25/7/05

Si miro, estoy

El reflejo es el principio de todo. Tamizado por los colores del cielo, interrumpido por las piedras del fondo, un reflejo huidizo que no soporta la más leve brisa ni la lluvia por fina que sea.

La conciencia del propio semblante, de la apariencia, es breve. Y si un pez, como una flecha lenta y sinuosa, atraviesa el reflejo, la vista se nos va con él. Detrás del hombre que se asoma a la laguna para mirarse entre los juncos, otro hombre lanza una piedra e inventa a David Hokcney.

Más lejos todavía. El poblado junto al arroyo sin remansos, donde el único conocimiento del rostro propio es el rostro del ajeno, el rostro de la comunidad que se conoce a través del rostro del otro. Sólo la muchacha del cántaro de boca ancha se detiene creando la más íntima y transportable de las imágenes. Ella es quien crea el gran dilema de la representación: si miro, estoy. Deseo poseer la imagen y hacerla estable. Si no miro, no estoy y la ausencia del icono aumenta el gozo del espíritu, el centelleo de otros valores que recrean el vacío.
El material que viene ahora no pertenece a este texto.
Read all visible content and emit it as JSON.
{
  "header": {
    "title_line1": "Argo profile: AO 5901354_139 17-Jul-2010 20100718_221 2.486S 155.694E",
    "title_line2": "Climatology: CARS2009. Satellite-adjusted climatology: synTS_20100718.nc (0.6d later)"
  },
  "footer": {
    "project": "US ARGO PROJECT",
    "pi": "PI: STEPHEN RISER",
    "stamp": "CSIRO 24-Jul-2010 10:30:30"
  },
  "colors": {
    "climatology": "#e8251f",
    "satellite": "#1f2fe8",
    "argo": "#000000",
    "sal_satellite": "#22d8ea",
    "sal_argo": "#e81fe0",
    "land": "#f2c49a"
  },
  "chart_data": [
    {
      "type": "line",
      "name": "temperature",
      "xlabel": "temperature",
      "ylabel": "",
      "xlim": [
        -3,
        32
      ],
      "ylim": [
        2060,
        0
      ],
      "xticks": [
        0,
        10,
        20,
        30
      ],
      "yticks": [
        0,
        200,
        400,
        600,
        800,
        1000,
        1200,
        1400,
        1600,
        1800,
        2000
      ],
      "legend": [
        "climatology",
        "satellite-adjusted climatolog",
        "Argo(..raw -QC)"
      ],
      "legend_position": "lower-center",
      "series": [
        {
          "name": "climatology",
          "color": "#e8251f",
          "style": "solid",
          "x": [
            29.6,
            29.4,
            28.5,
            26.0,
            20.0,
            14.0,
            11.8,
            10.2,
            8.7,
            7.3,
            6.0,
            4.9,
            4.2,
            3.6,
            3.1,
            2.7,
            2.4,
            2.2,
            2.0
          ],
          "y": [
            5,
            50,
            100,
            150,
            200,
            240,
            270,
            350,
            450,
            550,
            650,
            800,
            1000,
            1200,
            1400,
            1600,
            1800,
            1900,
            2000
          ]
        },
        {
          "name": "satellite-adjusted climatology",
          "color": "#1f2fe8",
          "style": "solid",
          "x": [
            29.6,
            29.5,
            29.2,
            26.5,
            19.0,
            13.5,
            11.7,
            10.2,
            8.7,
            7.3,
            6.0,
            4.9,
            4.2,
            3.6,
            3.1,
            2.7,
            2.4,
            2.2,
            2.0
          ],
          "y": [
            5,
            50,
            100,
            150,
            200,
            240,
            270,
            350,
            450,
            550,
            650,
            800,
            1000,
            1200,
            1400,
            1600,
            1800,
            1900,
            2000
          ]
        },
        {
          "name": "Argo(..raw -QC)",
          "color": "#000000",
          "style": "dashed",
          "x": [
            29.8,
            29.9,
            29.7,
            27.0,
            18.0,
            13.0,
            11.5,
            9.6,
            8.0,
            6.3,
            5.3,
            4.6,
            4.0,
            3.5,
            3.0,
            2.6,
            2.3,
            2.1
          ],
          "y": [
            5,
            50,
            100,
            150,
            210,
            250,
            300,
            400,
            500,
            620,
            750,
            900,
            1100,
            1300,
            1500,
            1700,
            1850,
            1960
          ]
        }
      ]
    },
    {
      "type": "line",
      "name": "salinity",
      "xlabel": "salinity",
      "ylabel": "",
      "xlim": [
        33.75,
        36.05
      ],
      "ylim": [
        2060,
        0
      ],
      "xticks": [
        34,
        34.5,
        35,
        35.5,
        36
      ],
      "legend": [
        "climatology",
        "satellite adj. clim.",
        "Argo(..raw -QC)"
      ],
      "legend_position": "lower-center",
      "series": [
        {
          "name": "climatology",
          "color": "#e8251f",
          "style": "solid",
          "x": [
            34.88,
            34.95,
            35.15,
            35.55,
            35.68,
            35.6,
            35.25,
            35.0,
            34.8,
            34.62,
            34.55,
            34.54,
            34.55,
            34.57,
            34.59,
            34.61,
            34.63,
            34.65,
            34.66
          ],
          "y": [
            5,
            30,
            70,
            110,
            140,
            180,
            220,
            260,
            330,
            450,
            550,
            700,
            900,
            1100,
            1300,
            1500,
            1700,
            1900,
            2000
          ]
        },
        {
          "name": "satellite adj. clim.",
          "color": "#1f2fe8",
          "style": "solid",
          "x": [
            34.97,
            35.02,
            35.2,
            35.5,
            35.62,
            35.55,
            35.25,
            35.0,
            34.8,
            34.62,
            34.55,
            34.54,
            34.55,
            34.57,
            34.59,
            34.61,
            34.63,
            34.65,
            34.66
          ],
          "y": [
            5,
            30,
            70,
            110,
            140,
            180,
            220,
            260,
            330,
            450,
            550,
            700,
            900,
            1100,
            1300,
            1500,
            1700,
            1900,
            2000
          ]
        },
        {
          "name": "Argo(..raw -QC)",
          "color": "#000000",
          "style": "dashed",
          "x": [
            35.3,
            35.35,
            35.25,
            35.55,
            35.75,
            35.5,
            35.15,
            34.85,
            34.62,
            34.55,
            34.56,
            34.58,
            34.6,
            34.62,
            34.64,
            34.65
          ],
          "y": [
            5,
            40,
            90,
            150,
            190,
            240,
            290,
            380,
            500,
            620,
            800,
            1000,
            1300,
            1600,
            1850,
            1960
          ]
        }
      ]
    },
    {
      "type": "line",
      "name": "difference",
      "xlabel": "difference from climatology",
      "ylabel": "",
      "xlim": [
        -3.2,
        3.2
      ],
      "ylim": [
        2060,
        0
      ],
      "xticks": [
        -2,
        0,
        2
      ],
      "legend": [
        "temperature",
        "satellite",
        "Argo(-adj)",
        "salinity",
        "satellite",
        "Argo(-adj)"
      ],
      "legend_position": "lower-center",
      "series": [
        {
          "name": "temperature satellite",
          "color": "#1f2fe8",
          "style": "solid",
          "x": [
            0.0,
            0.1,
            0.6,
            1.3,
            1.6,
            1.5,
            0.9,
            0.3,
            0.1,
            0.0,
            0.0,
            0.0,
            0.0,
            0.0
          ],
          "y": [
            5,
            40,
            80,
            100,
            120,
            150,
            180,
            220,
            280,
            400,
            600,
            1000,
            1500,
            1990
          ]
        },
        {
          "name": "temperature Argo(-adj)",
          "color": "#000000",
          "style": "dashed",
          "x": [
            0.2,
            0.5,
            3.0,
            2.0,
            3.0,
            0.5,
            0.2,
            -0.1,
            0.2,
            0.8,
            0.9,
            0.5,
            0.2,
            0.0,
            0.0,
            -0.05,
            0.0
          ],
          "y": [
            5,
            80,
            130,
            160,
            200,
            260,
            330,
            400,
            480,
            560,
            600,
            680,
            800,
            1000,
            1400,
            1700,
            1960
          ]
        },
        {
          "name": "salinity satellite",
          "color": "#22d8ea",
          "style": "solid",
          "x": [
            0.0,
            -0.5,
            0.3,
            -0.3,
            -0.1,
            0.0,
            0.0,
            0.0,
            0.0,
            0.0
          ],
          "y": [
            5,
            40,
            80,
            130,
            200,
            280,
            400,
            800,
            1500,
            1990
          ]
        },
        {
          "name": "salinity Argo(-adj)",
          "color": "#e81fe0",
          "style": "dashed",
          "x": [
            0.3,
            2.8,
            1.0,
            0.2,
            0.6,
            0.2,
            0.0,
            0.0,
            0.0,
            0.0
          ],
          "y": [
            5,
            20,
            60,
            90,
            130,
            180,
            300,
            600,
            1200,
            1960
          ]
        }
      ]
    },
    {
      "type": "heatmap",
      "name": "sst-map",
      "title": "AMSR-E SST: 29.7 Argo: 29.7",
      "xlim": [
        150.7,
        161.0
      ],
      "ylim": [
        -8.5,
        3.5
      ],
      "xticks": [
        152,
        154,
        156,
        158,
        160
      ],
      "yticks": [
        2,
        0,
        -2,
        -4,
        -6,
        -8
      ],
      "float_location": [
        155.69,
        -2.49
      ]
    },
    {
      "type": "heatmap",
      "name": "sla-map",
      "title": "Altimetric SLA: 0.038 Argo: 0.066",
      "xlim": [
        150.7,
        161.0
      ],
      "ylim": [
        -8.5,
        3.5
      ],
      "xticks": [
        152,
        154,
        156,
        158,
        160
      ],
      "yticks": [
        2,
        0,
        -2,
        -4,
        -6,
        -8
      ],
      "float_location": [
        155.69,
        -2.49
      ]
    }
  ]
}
Allá van las dos posibilidades unidas indisolublemente, adentrándose –paralelas- en el futuro de los tiempos. Una no tiene sentido sin la otra. Pero a pesar del equilibrio que entre ellas provoca la fugacidad del reflejo o la subjetividad de la pintura, nadie negará que la representación, ha corrido mejor suerte en los últimos cinco mil años. Sus explosiones apoteósicas surgen aquí y allá: en Al Fayún o en el Barroco sin resquicios, y culminan en esta especie de horror vacui espiritual al que asistimos completamente anestesiados por el éter de la proliferaciónde la imagen.